Undas A, Brummel-Ziedins K E, Mann K G
Anetta Undas, MD, PhD, Institute of Cardiology, Jagiellonian University School of Medicine, 80 Pradnicka St., 31-202 Krakow, Poland, Tel.: +48 12 6143004, Fax: +48 12 4233900, E-mail:
Thromb Haemost. 2014 Mar 3;111(3):392-400. doi: 10.1160/TH13-08-0720. Epub 2013 Nov 28.
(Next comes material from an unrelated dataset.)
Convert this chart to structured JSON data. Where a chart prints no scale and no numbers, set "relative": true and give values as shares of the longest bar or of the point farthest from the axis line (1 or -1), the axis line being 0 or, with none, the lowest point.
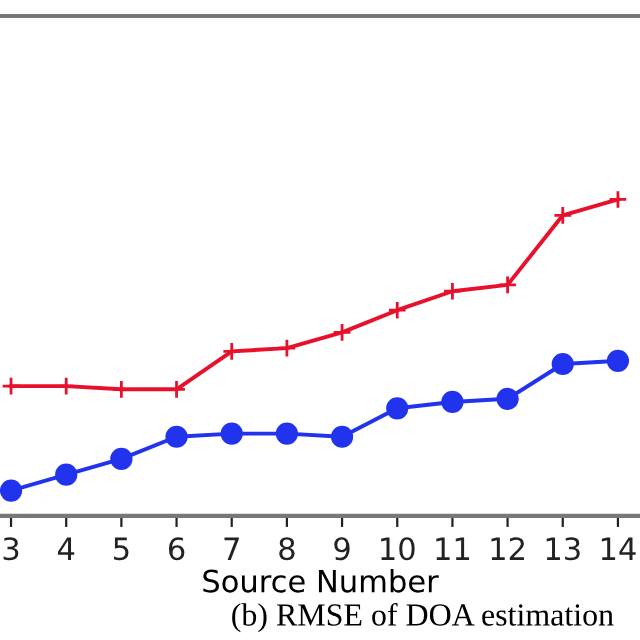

There is evidence indicating that statins (3-hydroxy-methylglutaryl coenzyme A reductase inhibitors) may produce several cholesterol-independent antithrombotic effects. In this review, we provide an update on the current understanding of the interactions between statins and blood coagulation and their potential relevance to the prevention of venous thromboembolism (VTE). Anticoagulant properties of statins reported in experimental and clinical studies involve decreased tissue factor expression resulting in reduced thrombin generation and attenuation of pro-coagulant reactions catalysed by thrombin, such as fibrinogen cleavage, factor V and factor XIII activation, as well as enhanced endothelial thrombomodulin expression, resulting in increased protein C activation and factor Va inactivation. Observational studies and one randomized trial have shown reduced VTE risk in subjects receiving statins, although their findings still generate much controversy and suggest that the most potent statin rosuvastatin exerts the largest effect.
有证据表明,他汀类药物(3-羟基-3-甲基戊二酰辅酶A还原酶抑制剂)可能产生多种不依赖于胆固醇的抗血栓形成作用。在本综述中,我们提供了关于他汀类药物与血液凝固之间相互作用的当前理解的最新信息,以及它们与预防静脉血栓栓塞(VTE)的潜在相关性。实验和临床研究中报道的他汀类药物的抗凝特性包括组织因子表达减少,导致凝血酶生成减少以及凝血酶催化的促凝反应减弱,如纤维蛋白原裂解、因子V和因子XIII激活,以及内皮血栓调节蛋白表达增强,导致蛋白C激活增加和因子Va失活。观察性研究和一项随机试验表明,接受他汀类药物治疗的受试者发生VTE的风险降低,尽管他们的研究结果仍存在很大争议,并且表明最有效的他汀类药物瑞舒伐他汀发挥的作用最大。